Dois mitos sobre o desenvolvimento da autonomia na criança

  1. Trent Gudmundsen - Tutt'Art@ (4)

É bem sabido que, ao longo da infância, as crianças precisam ter oportunidade de vivenciar situações que lhes permitam lidar com o sentimento de frustração. Porém, do mesmo modo que não é conveniente produzir um ambiente artificial que proteja nossos filhos de qualquer incômodo ou aborrecimento, também não devemos criar artifícios frustrantes apenas com o objetivo de educá-los. As próprias circunstâncias da vida, das quais somos na maioria das vezes os representantes ou porta-vozes, vão se encarregar de colocar limites à ânsia infantil de satisfação plena.

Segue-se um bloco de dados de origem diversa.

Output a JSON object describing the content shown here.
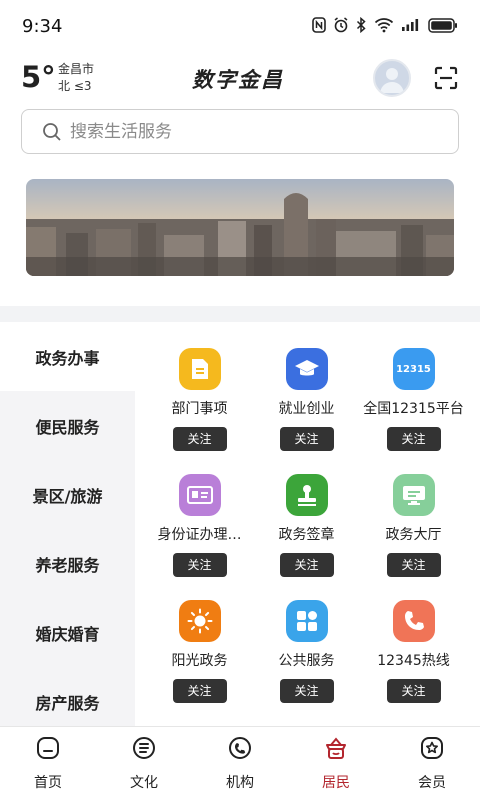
{
  "status_bar": {
    "time": "9:34"
  },
  "header": {
    "temperature": "5°",
    "city": "金昌市",
    "wind": "北 ≤3",
    "brand": "数字金昌"
  },
  "search": {
    "placeholder": "搜索生活服务"
  },
  "sidebar": {
    "items": [
      {
        "label": "政务办事",
        "active": true
      },
      {
        "label": "便民服务",
        "active": false
      },
      {
        "label": "景区/旅游",
        "active": false
      },
      {
        "label": "养老服务",
        "active": false
      },
      {
        "label": "婚庆婚育",
        "active": false
      },
      {
        "label": "房产服务",
        "active": false
      }
    ]
  },
  "services": {
    "follow_label": "关注",
    "items": [
      {
        "label": "部门事项",
        "icon": "document-icon",
        "color": "#f5b91e"
      },
      {
        "label": "就业创业",
        "icon": "graduation-cap-icon",
        "color": "#3b6fe0"
      },
      {
        "label": "全国12315平台",
        "icon": "12315-badge-icon",
        "icon_text": "12315",
        "color": "#3a9bf0"
      },
      {
        "label": "身份证办理…",
        "icon": "id-card-icon",
        "color": "#b97fd8"
      },
      {
        "label": "政务签章",
        "icon": "stamp-icon",
        "color": "#3ca53a"
      },
      {
        "label": "政务大厅",
        "icon": "monitor-icon",
        "color": "#86cf9a"
      },
      {
        "label": "阳光政务",
        "icon": "sun-icon",
        "color": "#f07d12"
      },
      {
        "label": "公共服务",
        "icon": "blocks-icon",
        "color": "#3aa4ea"
      },
      {
        "label": "12345热线",
        "icon": "phone-icon",
        "color": "#f07457"
      }
    ]
  },
  "bottom_nav": {
    "items": [
      {
        "label": "首页",
        "icon": "home-icon",
        "active": false
      },
      {
        "label": "文化",
        "icon": "culture-icon",
        "active": false
      },
      {
        "label": "机构",
        "icon": "institution-icon",
        "active": false
      },
      {
        "label": "居民",
        "icon": "resident-icon",
        "active": true
      },
      {
        "label": "会员",
        "icon": "member-icon",
        "active": false
      }
    ]
  },
  "colors": {
    "accent": "#b3262e",
    "follow_button": "#333333",
    "sidebar_bg": "#f4f4f6"
  }
}
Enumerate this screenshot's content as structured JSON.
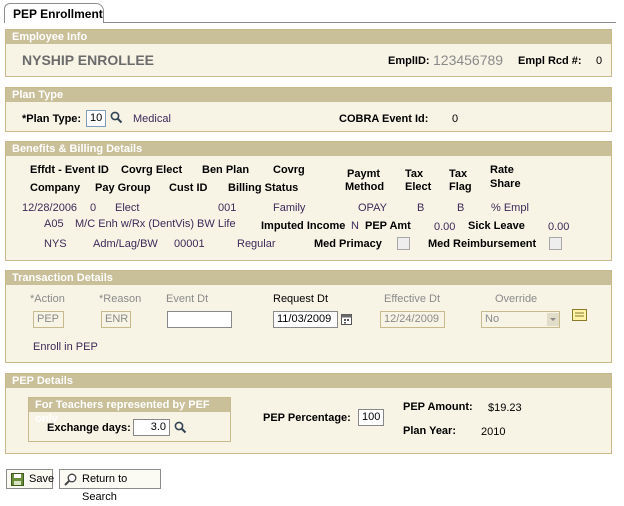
{
  "page_tab": "PEP Enrollment",
  "employee_info": {
    "title": "Employee Info",
    "name": "NYSHIP ENROLLEE",
    "emplid_label": "EmplID:",
    "emplid": "123456789",
    "rcd_label": "Empl Rcd #:",
    "rcd": "0"
  },
  "plan_type": {
    "title": "Plan Type",
    "label": "*Plan Type:",
    "value": "10",
    "desc": "Medical",
    "cobra_label": "COBRA Event Id:",
    "cobra_value": "0"
  },
  "benefits": {
    "title": "Benefits & Billing Details",
    "headers": {
      "effdt_event": "Effdt - Event ID",
      "covrg_elect": "Covrg Elect",
      "ben_plan": "Ben Plan",
      "covrg": "Covrg",
      "paymt_method": "Paymt Method",
      "paymt_1": "Paymt",
      "paymt_2": "Method",
      "tax_elect_1": "Tax",
      "tax_elect_2": "Elect",
      "tax_flag_1": "Tax",
      "tax_flag_2": "Flag",
      "rate_share_1": "Rate",
      "rate_share_2": "Share",
      "company": "Company",
      "pay_group": "Pay Group",
      "cust_id": "Cust ID",
      "billing_status": "Billing Status"
    },
    "row1": {
      "effdt": "12/28/2006",
      "event_id": "0",
      "covrg_elect": "Elect",
      "ben_plan": "001",
      "covrg": "Family",
      "paymt_method": "OPAY",
      "tax_elect": "B",
      "tax_flag": "B",
      "rate_share": "% Empl"
    },
    "row2": {
      "plan_code": "A05",
      "plan_desc": "M/C Enh w/Rx (DentVis) BW Life",
      "imputed_income_label": "Imputed Income",
      "imputed_income": "N",
      "pep_amt_label": "PEP Amt",
      "pep_amt": "0.00",
      "sick_leave_label": "Sick Leave",
      "sick_leave": "0.00"
    },
    "row3": {
      "company": "NYS",
      "pay_group": "Adm/Lag/BW",
      "cust_id": "00001",
      "billing_status": "Regular",
      "med_primacy_label": "Med Primacy",
      "med_reimb_label": "Med Reimbursement"
    }
  },
  "transaction": {
    "title": "Transaction Details",
    "action_label": "*Action",
    "reason_label": "*Reason",
    "event_dt_label": "Event Dt",
    "request_dt_label": "Request Dt",
    "effective_dt_label": "Effective Dt",
    "override_label": "Override",
    "action": "PEP",
    "reason": "ENR",
    "event_dt": "",
    "request_dt": "11/03/2009",
    "effective_dt": "12/24/2009",
    "override": "No",
    "reason_desc": "Enroll in PEP"
  },
  "pep_details": {
    "title": "PEP Details",
    "teachers_title": "For Teachers represented by PEF only",
    "exchange_days_label": "Exchange days:",
    "exchange_days": "3.0",
    "pep_percentage_label": "PEP Percentage:",
    "pep_percentage": "100",
    "pep_amount_label": "PEP Amount:",
    "pep_amount": "$19.23",
    "plan_year_label": "Plan Year:",
    "plan_year": "2010"
  },
  "buttons": {
    "save": "Save",
    "return": "Return to Search"
  }
}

Nesse artigo, quero falar sobre dois mitos que podem levar pais naturalmente amorosos e atenciosos a lidar de maneira inadequada com as necessidades emocionais de seus filhos. É muito difundida, por exemplo, a ideia de que “colo demais estraga a criança.” Isso não é verdade. Colo não “estraga” a criança, se entendermos “estragar” como “afetar negativamente o seu desenvolvimento rumo à maturidade emocional”. Nesse sentido, é justamente a falta de colo que se torna um problema. A criança procura o colo quando precisa de consolo, aconchego ou proteção. Negar-lhe isso é falta de cuidado e empatia.

A criança carente de atenção e cuidados precisa gastar muita energia tateando às cegas o caminho da auto estruturação emocional, ao passo que aquela que confia no amor dos pais fica liberada para expandir as capacidades que lhe permitirão conquistar a autonomia afetiva. Agora, se “estragar” significa simplesmente que a criança vai se acostumar com o colo e vai solicitá-lo sempre que precisar ou desejar, isso é a mais pura verdade. E é muito bom que seja assim. Nada melhor do que conhecer o mundo e se familiarizar com ele do alto dos ombros das pessoas em quem mais se confia.

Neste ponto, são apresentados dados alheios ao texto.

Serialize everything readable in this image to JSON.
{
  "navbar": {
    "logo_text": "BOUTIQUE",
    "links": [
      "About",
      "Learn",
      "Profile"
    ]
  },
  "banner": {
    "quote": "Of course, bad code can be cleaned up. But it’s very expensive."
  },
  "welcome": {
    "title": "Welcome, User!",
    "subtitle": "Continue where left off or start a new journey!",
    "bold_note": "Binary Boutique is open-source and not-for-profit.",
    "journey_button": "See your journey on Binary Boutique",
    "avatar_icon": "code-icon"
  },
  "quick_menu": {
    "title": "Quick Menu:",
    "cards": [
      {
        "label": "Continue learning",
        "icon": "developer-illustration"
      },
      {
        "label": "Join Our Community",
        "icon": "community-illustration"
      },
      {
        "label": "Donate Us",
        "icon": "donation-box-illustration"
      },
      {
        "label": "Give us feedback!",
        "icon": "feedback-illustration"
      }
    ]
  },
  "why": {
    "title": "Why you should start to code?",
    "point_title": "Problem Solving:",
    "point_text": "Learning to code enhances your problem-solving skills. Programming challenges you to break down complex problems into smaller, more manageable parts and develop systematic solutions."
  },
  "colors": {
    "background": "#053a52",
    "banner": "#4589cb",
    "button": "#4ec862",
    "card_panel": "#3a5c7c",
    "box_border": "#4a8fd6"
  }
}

A mesma linha de raciocínio pode ser aplicada na desconstrução de outra tese também muito difundida e equivocada, a saber, de que deixar a criança chorar à noite faz com que ela se torne independente e aprenda a dormir sozinha. Do absurdo dessa ideia só podemos concluir que seus defensores jamais se deram ao trabalho de investigar os motivos do choro infantil noturno; ou que, pelo menos, preferem não levar isso em consideração.

Até cerca de 4 meses de idade, aproximadamente, o bebê chora durante a noite porque precisa ser alimentado em intervalos curtos. No entanto, mesmo passada essa fase, e quando os ciclos das mamadas se tornam mais longos e ritmados pela alternância entre o dia e a noite, a maioria ainda continua a chorar. É perfeitamente natural que as crianças, assim como os adultos, tenham o sono interrompido algumas vezes durante a noite. Porém, enquanto nós conseguimos retomá-lo sem mesmo nos darmos conta desses leves despertares, a criança pequena tem dificuldade para voltar a dormir sozinha.

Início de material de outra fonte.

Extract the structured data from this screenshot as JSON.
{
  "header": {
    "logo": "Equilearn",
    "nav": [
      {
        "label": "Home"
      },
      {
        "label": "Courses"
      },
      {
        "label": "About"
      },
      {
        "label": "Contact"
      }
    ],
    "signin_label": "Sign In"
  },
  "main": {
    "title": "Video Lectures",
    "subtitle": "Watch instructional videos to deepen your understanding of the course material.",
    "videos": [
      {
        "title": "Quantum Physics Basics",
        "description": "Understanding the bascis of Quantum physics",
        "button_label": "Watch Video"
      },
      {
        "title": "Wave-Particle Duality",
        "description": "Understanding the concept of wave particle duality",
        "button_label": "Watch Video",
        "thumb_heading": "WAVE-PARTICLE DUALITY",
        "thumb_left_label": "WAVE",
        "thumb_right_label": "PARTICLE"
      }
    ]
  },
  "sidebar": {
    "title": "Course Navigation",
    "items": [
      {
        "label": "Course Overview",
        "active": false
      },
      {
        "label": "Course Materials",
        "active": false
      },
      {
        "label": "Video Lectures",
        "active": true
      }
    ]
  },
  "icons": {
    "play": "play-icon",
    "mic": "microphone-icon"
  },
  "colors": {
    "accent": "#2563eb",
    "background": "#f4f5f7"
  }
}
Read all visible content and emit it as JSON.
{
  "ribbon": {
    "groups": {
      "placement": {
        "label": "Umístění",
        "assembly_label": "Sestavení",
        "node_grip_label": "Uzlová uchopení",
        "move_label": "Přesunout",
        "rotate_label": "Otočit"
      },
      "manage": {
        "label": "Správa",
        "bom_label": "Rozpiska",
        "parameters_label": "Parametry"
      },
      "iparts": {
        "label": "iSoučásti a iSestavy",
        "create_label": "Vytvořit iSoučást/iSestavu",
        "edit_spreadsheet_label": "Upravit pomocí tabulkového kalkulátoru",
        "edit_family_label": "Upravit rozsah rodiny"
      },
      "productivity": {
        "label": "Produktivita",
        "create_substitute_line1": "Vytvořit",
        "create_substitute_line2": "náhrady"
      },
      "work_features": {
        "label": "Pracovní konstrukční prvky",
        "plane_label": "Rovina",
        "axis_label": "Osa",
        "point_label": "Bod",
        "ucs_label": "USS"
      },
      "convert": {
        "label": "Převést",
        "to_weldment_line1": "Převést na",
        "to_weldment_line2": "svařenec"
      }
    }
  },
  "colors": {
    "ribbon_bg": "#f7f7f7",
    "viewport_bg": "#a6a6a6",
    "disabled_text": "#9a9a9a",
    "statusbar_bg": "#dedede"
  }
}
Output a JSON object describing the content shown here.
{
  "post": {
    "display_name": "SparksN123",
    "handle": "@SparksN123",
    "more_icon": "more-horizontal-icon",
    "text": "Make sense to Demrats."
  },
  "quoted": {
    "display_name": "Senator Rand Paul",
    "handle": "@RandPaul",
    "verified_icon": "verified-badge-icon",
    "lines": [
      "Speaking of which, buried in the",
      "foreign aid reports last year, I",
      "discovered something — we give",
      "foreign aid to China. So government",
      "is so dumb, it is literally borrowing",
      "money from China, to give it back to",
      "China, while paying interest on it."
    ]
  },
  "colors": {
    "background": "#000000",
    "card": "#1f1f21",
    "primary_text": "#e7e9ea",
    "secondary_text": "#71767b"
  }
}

Tudo isso é questão de maturidade hormonal e neurológica. Não há quase nada a se fazer para mudar essa situação. Talvez a única providência interessante seja criar uma rotina diária que não deixe a criança muito agitada e que a leve, aos poucos, a internalizar os padrões de horários de sua família. No mais, é preciso dar tempo ao tempo.

Em geral, a maioria das crianças se torna capaz de dormir a noite inteira aos três ou quatro anos de idade. Para algumas, porém, essa conquista pode vir ainda mais tarde. Os métodos que prometem fazer com que toda e qualquer criança durma como um adulto precisam ser vistos com suspeição. Quando se trata de educação e criação de filhos, devemos sempre desconfiar das fórmulas genéricas e universais, que na maioria dos casos só servem para criar nos pais ansiedade e sensação de derrota, além de estressar as crianças.

O fato é que uma criança pequena, em geral, só se percebe segura se estiver perto de seus adultos de referência. Quando acorda à noite e nota que está só, sente-se desprotegida. Você já reparou que quando pensamos em um problema durante a noite ele sempre parece mais grave? O mesmo acontece com a solidão e os medos infantis. Por isso, deixar uma criança chorar à noite é negar a ela a proteção e o aconchego de que necessita justamente no momento do dia em que se imagina mais vulnerável.

Se uma criança acumula a experiência de ser deixada a chorar sozinha à noite, é possível que em alguns dias ela de fato pare de chorar, como argumentam os defensores dessa estratégia. Mas o que eles não dizem, ou não levam em consideração, é que isso tudo tem um preço. Ninguém pode acreditar honestamente que o choro da criança cessou porque ela encontrou na falta de resposta dos pais a chave para o desenvolvimento repentino de sua autonomia e independência. É bem mais plausível supor que ela desistiu de chorar porque entendeu que eles, definitivamente, não estão disponíveis para atendê-la naquela situação.

Não se trata de sugerir que os pais saiam correndo, desesperados, na direção da criança que chora no berço, como se fossem evitar uma tragédia. O importante é que lhe mostrem que estão sempre atentos às suas necessidades emocionais. Mas não há uma regra de como proceder na prática. Cada família deve criar as suas próprias estratégias, de acordo com o seu perfil e as suas particularidades.

Para muitas pessoas, ter que se levantar várias vezes à noite pode ser muito difícil, e até mesmo extenuante. Mas o fato é que criar bem uma criança envolve mesmo uma boa dose de abnegação. De todos os sacrifícios que temos que fazer na vida, aqueles que realizamos pelos nossos filhos são os que mais valem a pena. Um dia eles serão capazes de dormir a noite inteira sem que precisemos confortá-los. E quando menos esperarmos já não caberão mais no colo. Será então gratificante saber que foi a nossa atenção que lhes propiciou a serenidade necessária para que aprendessem a enfrentar a vida apoiados em suas próprias pernas.